Subsection 465.5(g)(3) is much more about property rights and ensuring sustainable wildlife management practices than given credit for.
Trapping as a means of resolving wildlife conflicts is not ecologically sound or sustainable because the animals aren’t the problem - their presence is a symptom. The actual problem is the reason why they are attracted to a property. What are the “rewards” and how are animals accessing them?
Identifying why wildlife is attracted to a property is key to solving the conflict, permanently, whether it's a mouse or a mountain lion. If you simply remove animals, vacancies are quickly filled by new individuals and the problem continues. The equation is simple: 1 - 1 = 1.
Human behavior is at the core of most wildlife conflicts, yet wild animals that are naturally looking for food and denning opportunities often pay for their ‘mistakes’ with their lives, while the people who may be unknowingly responsible for ‘setting them up’ are rarely held accountable. This is where subsection 465.5(g)(3) plays a role in requiring at least some accountability.
When trapping is contested, 465.5(g)(3) forces property owners to think outside the box(trap). It compels them to consider how their actions might be contributing to the problem, and what they can do to mitigate it. This is a good thing because it provides an opportunity for the property owner to learn about alternatives to trapping and ways to prevent conflicts.

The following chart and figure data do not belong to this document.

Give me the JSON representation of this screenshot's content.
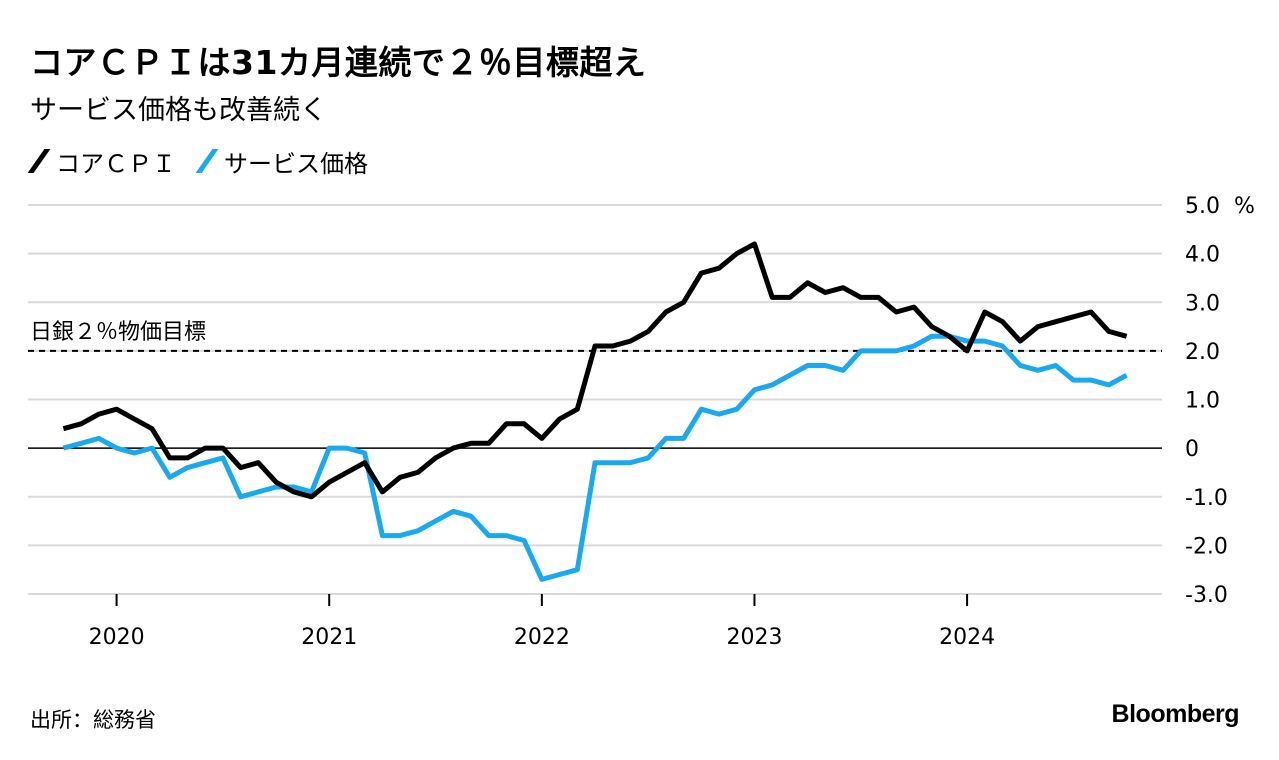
{
  "header": {
    "title": "コアＣＰＩは31カ月連続で２％目標超え",
    "subtitle": "サービス価格も改善続く"
  },
  "footer": {
    "source": "出所：総務省",
    "brand": "Bloomberg"
  },
  "colors": {
    "core_cpi": "#000000",
    "services": "#1aa9ef",
    "grid": "#d9d9d9",
    "zero_line": "#000000",
    "target_line": "#000000"
  },
  "chart_data": {
    "type": "line",
    "title": "コアＣＰＩは31カ月連続で２％目標超え",
    "subtitle": "サービス価格も改善続く",
    "xlabel": "",
    "ylabel": "",
    "x_start": "2019-10",
    "x_end": "2024-10",
    "xlim": [
      "2019-08",
      "2024-12"
    ],
    "ylim": [
      -3.0,
      5.0
    ],
    "yticks": [
      -3.0,
      -2.0,
      -1.0,
      0,
      1.0,
      2.0,
      3.0,
      4.0,
      5.0
    ],
    "ytick_labels": [
      "-3.0",
      "-2.0",
      "-1.0",
      "0",
      "1.0",
      "2.0",
      "3.0",
      "4.0",
      "5.0"
    ],
    "y_unit": "%",
    "xticks": [
      {
        "label": "2020",
        "date": "2020-01"
      },
      {
        "label": "2021",
        "date": "2021-01"
      },
      {
        "label": "2022",
        "date": "2022-01"
      },
      {
        "label": "2023",
        "date": "2023-01"
      },
      {
        "label": "2024",
        "date": "2024-01"
      }
    ],
    "grid": true,
    "legend_position": "top-left",
    "annotations": [
      {
        "text": "日銀２％物価目標",
        "y": 2.0,
        "style": "dashed"
      }
    ],
    "series": [
      {
        "name": "コアＣＰＩ",
        "color": "#000000",
        "values": [
          0.4,
          0.5,
          0.7,
          0.8,
          0.6,
          0.4,
          -0.2,
          -0.2,
          0.0,
          0.0,
          -0.4,
          -0.3,
          -0.7,
          -0.9,
          -1.0,
          -0.7,
          -0.5,
          -0.3,
          -0.9,
          -0.6,
          -0.5,
          -0.2,
          0.0,
          0.1,
          0.1,
          0.5,
          0.5,
          0.2,
          0.6,
          0.8,
          2.1,
          2.1,
          2.2,
          2.4,
          2.8,
          3.0,
          3.6,
          3.7,
          4.0,
          4.2,
          3.1,
          3.1,
          3.4,
          3.2,
          3.3,
          3.1,
          3.1,
          2.8,
          2.9,
          2.5,
          2.3,
          2.0,
          2.8,
          2.6,
          2.2,
          2.5,
          2.6,
          2.7,
          2.8,
          2.4,
          2.3
        ]
      },
      {
        "name": "サービス価格",
        "color": "#1aa9ef",
        "values": [
          0.0,
          0.1,
          0.2,
          0.0,
          -0.1,
          0.0,
          -0.6,
          -0.4,
          -0.3,
          -0.2,
          -1.0,
          -0.9,
          -0.8,
          -0.8,
          -0.9,
          0.0,
          0.0,
          -0.1,
          -1.8,
          -1.8,
          -1.7,
          -1.5,
          -1.3,
          -1.4,
          -1.8,
          -1.8,
          -1.9,
          -2.7,
          -2.6,
          -2.5,
          -0.3,
          -0.3,
          -0.3,
          -0.2,
          0.2,
          0.2,
          0.8,
          0.7,
          0.8,
          1.2,
          1.3,
          1.5,
          1.7,
          1.7,
          1.6,
          2.0,
          2.0,
          2.0,
          2.1,
          2.3,
          2.3,
          2.2,
          2.2,
          2.1,
          1.7,
          1.6,
          1.7,
          1.4,
          1.4,
          1.3,
          1.5
        ]
      }
    ]
  }
}
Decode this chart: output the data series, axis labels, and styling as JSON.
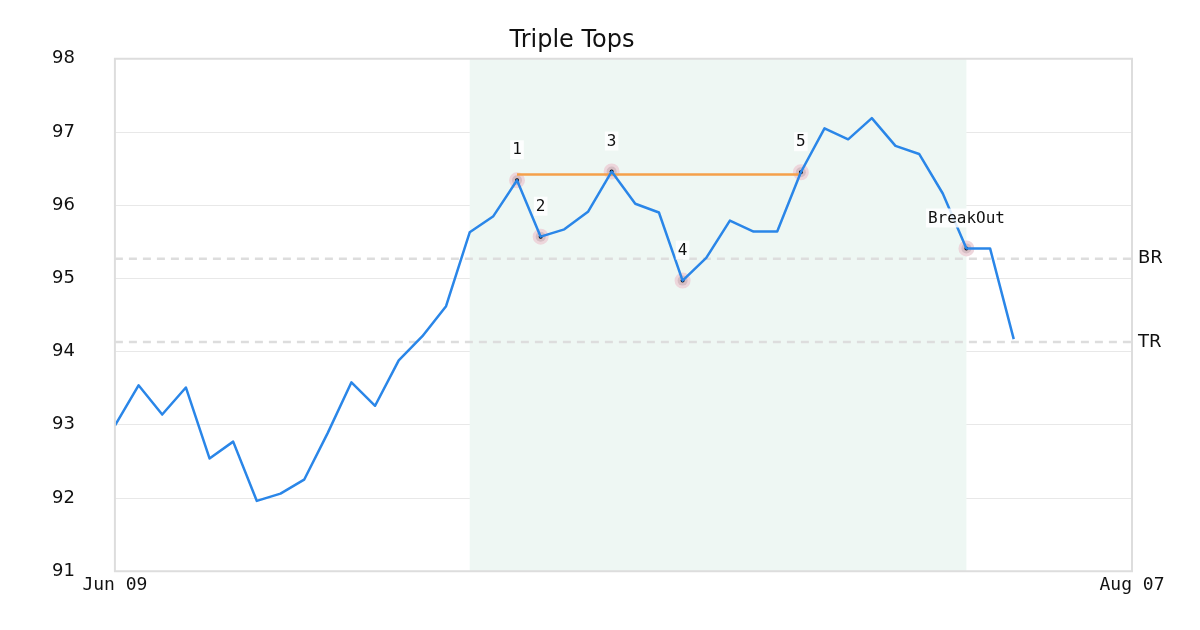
{
  "chart_data": {
    "type": "line",
    "title": "Triple Tops",
    "categories": [
      "Jun 09",
      null,
      null,
      null,
      null,
      null,
      null,
      null,
      null,
      null,
      null,
      null,
      null,
      null,
      null,
      null,
      null,
      null,
      null,
      null,
      null,
      null,
      null,
      null,
      null,
      null,
      null,
      null,
      null,
      null,
      null,
      null,
      null,
      null,
      null,
      null,
      null,
      null,
      null,
      null,
      null,
      null,
      null,
      "Aug 07"
    ],
    "ylim": [
      91,
      98
    ],
    "yticks": [
      91,
      92,
      93,
      94,
      95,
      96,
      97,
      98
    ],
    "grid": "y",
    "legend": false,
    "series": [
      {
        "type": "line",
        "color": "#2a86e8",
        "values": [
          92.99,
          93.54,
          93.14,
          93.51,
          92.54,
          92.77,
          91.96,
          92.06,
          92.25,
          92.89,
          93.58,
          93.26,
          93.88,
          94.21,
          94.62,
          95.63,
          95.85,
          96.34,
          95.57,
          95.67,
          95.91,
          96.46,
          96.02,
          95.9,
          94.97,
          95.28,
          95.79,
          95.64,
          95.64,
          96.45,
          97.05,
          96.9,
          97.19,
          96.81,
          96.7,
          96.16,
          95.41,
          95.41,
          94.17,
          null,
          null,
          null,
          null,
          null
        ]
      },
      {
        "type": "line",
        "color": "#f5a04a",
        "values": [
          null,
          null,
          null,
          null,
          null,
          null,
          null,
          null,
          null,
          null,
          null,
          null,
          null,
          null,
          null,
          null,
          null,
          96.42,
          96.42,
          96.42,
          96.42,
          96.42,
          96.42,
          96.42,
          96.42,
          96.42,
          96.42,
          96.42,
          96.42,
          96.42,
          null,
          null,
          null,
          null,
          null,
          null,
          null,
          null,
          null,
          null,
          null,
          null,
          null,
          null
        ]
      },
      {
        "type": "scatter",
        "color": "#000000",
        "marker": "circle",
        "values": [
          null,
          null,
          null,
          null,
          null,
          null,
          null,
          null,
          null,
          null,
          null,
          null,
          null,
          null,
          null,
          null,
          null,
          96.34,
          95.57,
          null,
          null,
          96.46,
          null,
          null,
          94.97,
          null,
          null,
          null,
          null,
          96.45,
          null,
          null,
          null,
          null,
          null,
          null,
          95.41,
          null,
          null,
          null,
          null,
          null,
          null,
          null
        ]
      }
    ],
    "annotations": [
      "1",
      "2",
      "3",
      "4",
      "5",
      "BreakOut"
    ],
    "ref_lines": [
      {
        "axis": "y",
        "value": 95.27,
        "label": "BR",
        "color": "#dddddd",
        "line_style": "dashed"
      },
      {
        "axis": "y",
        "value": 94.13,
        "label": "TR",
        "color": "#dddddd",
        "line_style": "dashed"
      }
    ]
  }
}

Over the last decade I’ve had numerous conversations with the Department about 465.5(g)(3), usually in response to push back from a licensed trapper as to its correct interpretation. And after every one of those conversations, we were in agreement: anyone setting a trap within 150 yards of another person's habitable dwelling must first obtain written consent from that property owner.
However - and this is the reason for this letter - to the best of my knowledge, the Department has never clarified the interpretation of 465.5(g)(3) to every warden in the state, at once.

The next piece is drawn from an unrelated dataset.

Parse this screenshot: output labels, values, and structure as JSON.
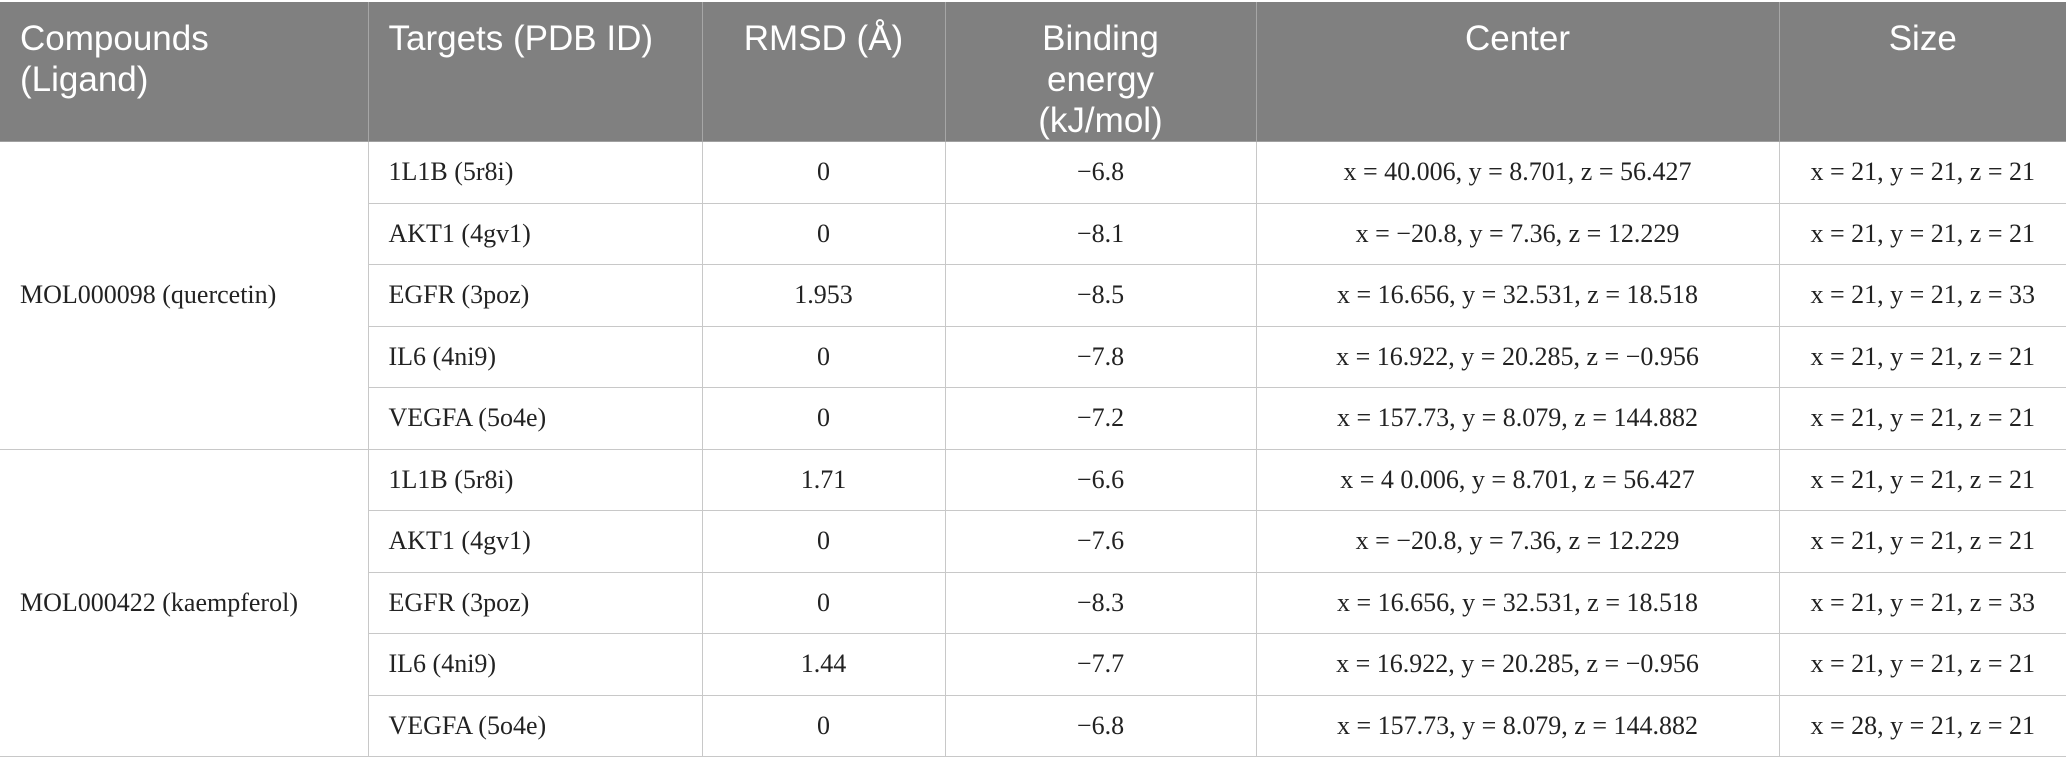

Because of this, the interpretation of 465.5(g)(3) has largely been left up to the wardens and their superiors, which has, over the years, resulted in escalation of a number of trapping incidents that could have easily been avoided.
Therefore, I am asking that game wardens, statewide, be provided clarification on 465.5(g)(3) so that its interpretation and implementation may be consistently applied throughout the state.
I feel encouraged. I have been assured by at least one Captain, that officers in the five counties he oversees will be made aware of the correct interpretation of 465.5(g)(3).
I am asking the Department to take this same step, statewide.
Thank you for considering this request.